On August 17, 1914, Godfrey Morse’s estate transferred 495-497 Beacon and 499 Beacon into Janet Lowe’s name.
On May 14, 1925, 495-497 Beacon and 499 Beacon were acquired from Janet Lowe by real estate dealer William N. Ambler.
The property changed hands and on September 20, 1926, 499 Beacon was acquired by Dr. John Stanley Harlow, Jr. It continued to be a four-unit apartment building.
John Harlow was a physician. He was unmarried and lived in one of the apartments at 499 Beacon and also maintained his medical office there. He previously had been a physician at the US Veterans Hospital in West Roxbury and had lived in Cambridge.
On October 15, 1931, 499 Beacon was acquired from John Harlow by his brother-in-law, John Carroll Marble. He and his wife, Roselle (Harlow) Marble, lived in Portland, Maine. Dr. Harlow continued to live and maintain his medical office at 499 Beacon.
In March of 1936, John Marble filed for (and subsequently received) permission to convert 499 Beacon from four apartments and doctor’s office to six apartments and a doctors office.
On March 4, 1941, John Marble recorded a deed transferring the property back to John Harlow. The deed was dated October 15, 1931, the same day John Marble had acquired the property from his brother-in-law.
In January of 1948, John Marble (presumably on behalf of John Harlow) applied for (and subsequently received) permission to increase the number of apartments to seven plus a doctor’s office.

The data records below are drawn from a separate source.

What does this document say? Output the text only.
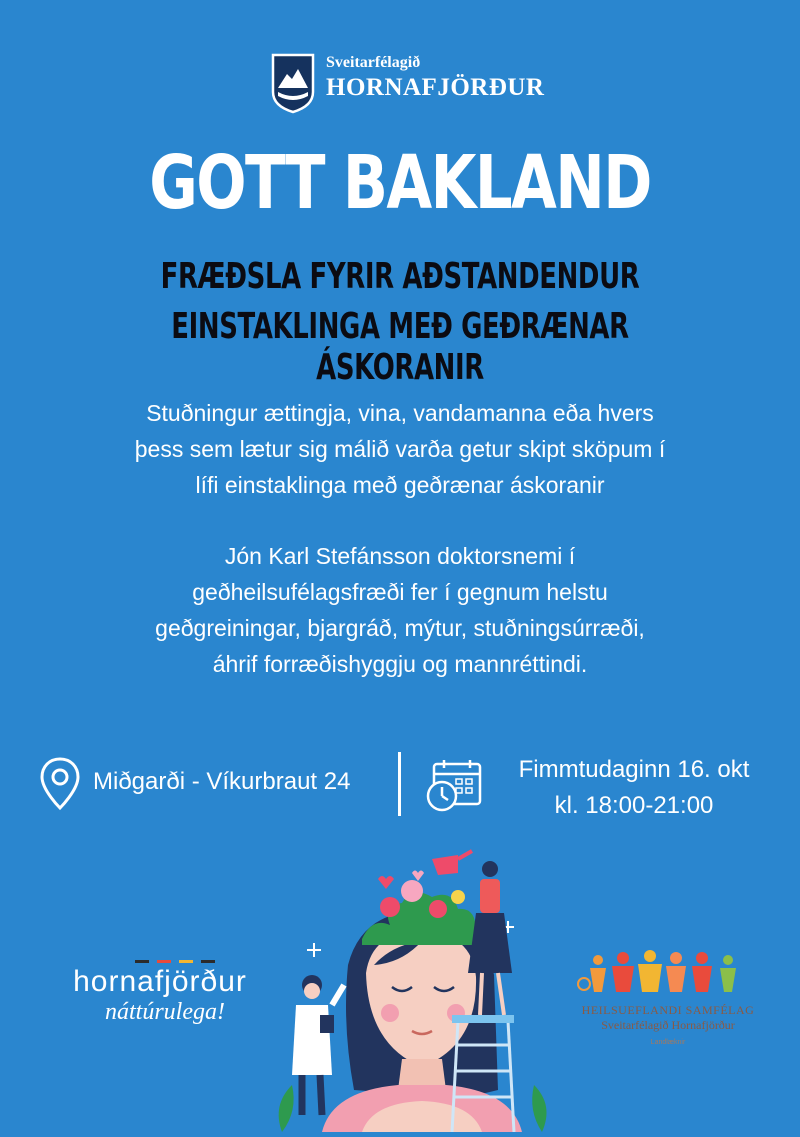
Sveitarfélagið
HORNAFJÖRÐUR
GOTT BAKLAND
FRÆÐSLA FYRIR AÐSTANDENDUR
EINSTAKLINGA MEÐ GEÐRÆNAR ÁSKORANIR
Stuðningur ættingja, vina, vandamanna eða hvers
þess sem lætur sig málið varða getur skipt sköpum í
lífi einstaklinga með geðrænar áskoranir
Jón Karl Stefánsson doktorsnemi í
geðheilsufélagsfræði fer í gegnum helstu
geðgreiningar, bjargráð, mýtur, stuðningsúrræði,
áhrif forræðishyggju og mannréttindi.
Miðgarði - Víkurbraut 24	Fimmtudaginn 16. okt
kl. 18:00-21:00
hornafjörður
náttúrulega!	HEILSUEFLANDI SAMFÉLAG
Sveitarfélagið Hornafjörður
Landlæknir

John S. Harlow continued to live at 499 Beacon until his death in January of 1950. 499 Beacon was inherited by Roselle (Harlow) Marble and their sister, Marion (Harlow) Tribou, the wife of Earl Squires Tribou.
Roselle (Harlow) Marble died in 1953.
On January 26, 1959, Edward M. Juskalian purchased 499 Beacon from Marion (Harlow) Tribou, John Carroll Marble, and the Marbles’ two children, John Carroll Marble, Jr., and Mary Elizabeth (Marble) Green, the wife of Philip Palmer Green, Jr. Edward Juskalian lived in West Medford.
On December 14, 1990, Edward Juskalian transferred the property to his wife, Barbara A. (Brooks) Juskalian, and on September 7, 2004, she transferred it back to her husband and to her son, Edward Juskalian, Jr., as trustees of the Juskalian Suffolk Realty Trust. Edward Juskalian, Sr., died in January of 2010.
On August 25, 2015, 499 Beacon was purchased from the Juskalian Suffolk Realty Trust by the 499 Beacon Street LLC (The Mount Vernon Company, Inc., manager; Bruce Percelay, president and treasurer).
On May 19, 2017, 499 Beacon was purchased from the 499 Beacon Street LLC by the Ledermann US Real Estate Corp.
499 Beacon remained an apartment building in 2018.